Aujourd’hui, c’est une situation identique, j’ai coché la fonction Commandant de Bord sur les avions A320, Boeing 737 et A220. L’A320 étant en train de réduire sa voilure, ce secteur devient difficilement atteignable. Quant à l’A220, sa mise en service est toujours prévue en septembre 2021, mais le nombre encore réduit d’avions rend ce secteur difficilement accessible. À l’inverse, Transavia est déjà très bien implanté, et consolide son réseau européen et domestique, avec l’arrivée d’avions dans la flotte malgré le contexte. Nous gardons l’espoir d’une de reprise courant 2021 et 2022.

La formation Commandant de Bord est l’opportunité unique de consolider toutes ses connaissances et expériences et d’aller encore plus loin en développant son leadership, son team-management, et son habileté à la prise de décision. Elle débute par un simulateur d’évaluation, sur votre machine actuelle, que j’ai effectué la semaine dernière.

Le simulateur : dans cette grosse boîte un avion aussi réaliste qu’en vrai.

Le simulateur : dans cette grosse boîte un avion aussi réaliste qu’en vrai.

Le scénario :

Un décollage de Hong Kong à masse élevée avec du brouillard. Puis lors de la montée, passant 10000 pieds, une panne très lourde à gérer : double panne hydraulique ou surchauffe moteur avec éventuelle panne moteur. 

Chaque panne génère un “Startle effect” c’est à dire un effet de surprise qui vous prend de cours. Votre stress augmente soudainement, vous rendant bloqué pendant un lapse de temps très court. Un moyen de contrer cela est de prendre une grande respiration abdominale puis d”annoncer et faire ces 3 éléments : FLY, NAVIGATE, COMMUNICATE. Fly : qui pilote ? Notre vitesse, poussée et altitude sont-elles sécurisées ? y’a t-il une procédure d’urgence à réaliser ? Navigate : où allons-nous ? Communicate : un message de détresse (Mayday) au contrôle aérien ? un message aux passagers ?

Ensuite, le traitement de la panne suit le schéma classique : réalisation des check-lists, puis analyse et bilan de la panne pour prendre la décision optimale (Déroutement ? Où ? Comment ?). Notre outil d’aide à la prise de décision se présente comme cela : 

Évaluer le temps disponible : s’agit-il d’une panne critique ? feu moteur non maitrisé ? feu cabine non maitrisé ? Dans ce cas il faut se poser au plus vite. Dans les autres situations, avons-nous le message « LAND AT NEAREST SUITABLE AIRPORT » ? (indiquant que le constructeur recommande de se poser assez rapidement) Quoi qu’il arrive, nous devons analyser la situation pour évaluer son urgence et le temps dont nous disposons.

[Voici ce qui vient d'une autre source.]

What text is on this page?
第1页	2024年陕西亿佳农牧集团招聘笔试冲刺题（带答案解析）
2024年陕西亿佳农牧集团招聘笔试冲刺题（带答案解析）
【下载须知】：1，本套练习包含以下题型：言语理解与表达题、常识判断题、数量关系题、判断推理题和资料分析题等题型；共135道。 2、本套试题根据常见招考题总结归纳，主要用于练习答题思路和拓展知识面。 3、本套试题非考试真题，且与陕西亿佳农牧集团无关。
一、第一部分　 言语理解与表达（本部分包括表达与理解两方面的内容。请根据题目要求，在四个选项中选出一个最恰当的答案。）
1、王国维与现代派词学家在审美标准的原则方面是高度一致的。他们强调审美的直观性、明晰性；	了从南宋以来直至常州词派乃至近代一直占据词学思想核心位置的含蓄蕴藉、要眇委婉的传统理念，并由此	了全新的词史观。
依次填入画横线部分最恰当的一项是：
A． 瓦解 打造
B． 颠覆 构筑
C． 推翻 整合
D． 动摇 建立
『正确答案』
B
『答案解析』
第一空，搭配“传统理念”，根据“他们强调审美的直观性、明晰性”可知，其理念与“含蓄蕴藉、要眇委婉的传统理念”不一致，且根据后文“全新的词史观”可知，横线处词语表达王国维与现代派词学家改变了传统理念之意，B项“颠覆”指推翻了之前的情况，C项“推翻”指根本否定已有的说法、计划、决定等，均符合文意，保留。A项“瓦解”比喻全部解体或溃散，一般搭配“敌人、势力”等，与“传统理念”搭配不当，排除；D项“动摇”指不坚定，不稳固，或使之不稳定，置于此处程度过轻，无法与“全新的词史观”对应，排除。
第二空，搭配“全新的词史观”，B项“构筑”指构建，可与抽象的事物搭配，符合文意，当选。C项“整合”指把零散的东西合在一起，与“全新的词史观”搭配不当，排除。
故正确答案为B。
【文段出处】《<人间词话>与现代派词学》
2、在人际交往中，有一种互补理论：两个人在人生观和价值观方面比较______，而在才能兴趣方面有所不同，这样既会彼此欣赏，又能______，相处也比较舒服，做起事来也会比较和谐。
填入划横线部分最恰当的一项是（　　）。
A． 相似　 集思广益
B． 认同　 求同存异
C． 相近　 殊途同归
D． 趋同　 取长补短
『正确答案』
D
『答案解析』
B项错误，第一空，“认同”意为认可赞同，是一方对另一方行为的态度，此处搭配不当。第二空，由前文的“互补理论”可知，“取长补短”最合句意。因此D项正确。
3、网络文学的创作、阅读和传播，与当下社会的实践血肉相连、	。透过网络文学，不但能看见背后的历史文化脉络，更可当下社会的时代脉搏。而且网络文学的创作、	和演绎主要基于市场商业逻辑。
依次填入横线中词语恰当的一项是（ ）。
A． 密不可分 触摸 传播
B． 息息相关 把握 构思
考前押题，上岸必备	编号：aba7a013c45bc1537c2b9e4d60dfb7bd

Ensuite, les faits : ils se décomposent en un bilan technique, opérationnel et commercial.

Technique : analyser les systèmes perdus, ceux restants. Si besoin, chercher des informations supplémentaires dans notre documentation technique.

Opérationnel : analyser pour chaque phase de vol les conséquences que la ou les pannes impliquent. Descente, approche, remise de gaz, atterrissage, freinage, roulage.

Commercial : quelles conséquences pour nos passagers ? Quelles possibilités d’assistances techniques ? Quelles possibilités d’accueil, d’acheminement ou d’hébergement des passagers ? 

Puis il faut envisager des options, qui, dans ce scénario,  se résument à différents aéroports avec de multiples QFU (pistes) aux alentours. Macao, Shenzen, Ghuanzou.

Dans le cas d’une panne hydraulique avec dégradation du freinage, le point critique est la distance d’atterrissage. Nous vérifions donc celle-ci avec les conditions météo du jour. Cela nous permet de lister différentes options, avec les avantages et inconvénients de chacune.

L’instructeur au centre peut programmer les pannes qu’il souhaite. Les stagiaires, devant, peuvent transpirer, les aérateurs marchent comme dans un vrai avion.

L’instructeur au centre peut programmer les pannes qu’il souhaite. Les stagiaires, devant, peuvent transpirer, les aérateurs marchent comme dans un vrai avion.

Ce schéma, bien que succinct, peut s’avérer long et fastidieux avec des pannes lourdes. Je n’ai parlé que du freinage ici, mais il y a aussi une dégradation des commandes de vol, une sortie plus longue des trainées, un train d’atterrissage qui ne rentrera plus une fois sorti, des aérofreins qui ne sortiront pas automatiquement etc., etc., chaque perte nécessitant son analyse et sa gestion d’un point de vue des erreurs possibles, des menaces et de la gestion de celles-ci. Sans oublier qu’un avion long courrier à masse élevée, a besoin de larguer du pétrole pour atteindre une masse lui permettant de se reposer. Nous pouvons citer ici Richard de Crespiny et son livre “Fly” sur le traitement de la panne du Qantas flight 32 au décollage de Singapour en 2010. Il aura fallu pas loin de 2 heures à l’équipage pour traiter la panne d’un des 4 moteurs Rolls Royce Trent 900 de l’A380. Retenez qu’il n’y a pas de règles : chaque panne, chaque situation est unique et différente et demandera le regard expert des 2 pilotes pour les amener à prendre leur décision et surtout à estimer et gérer leur temps disponible.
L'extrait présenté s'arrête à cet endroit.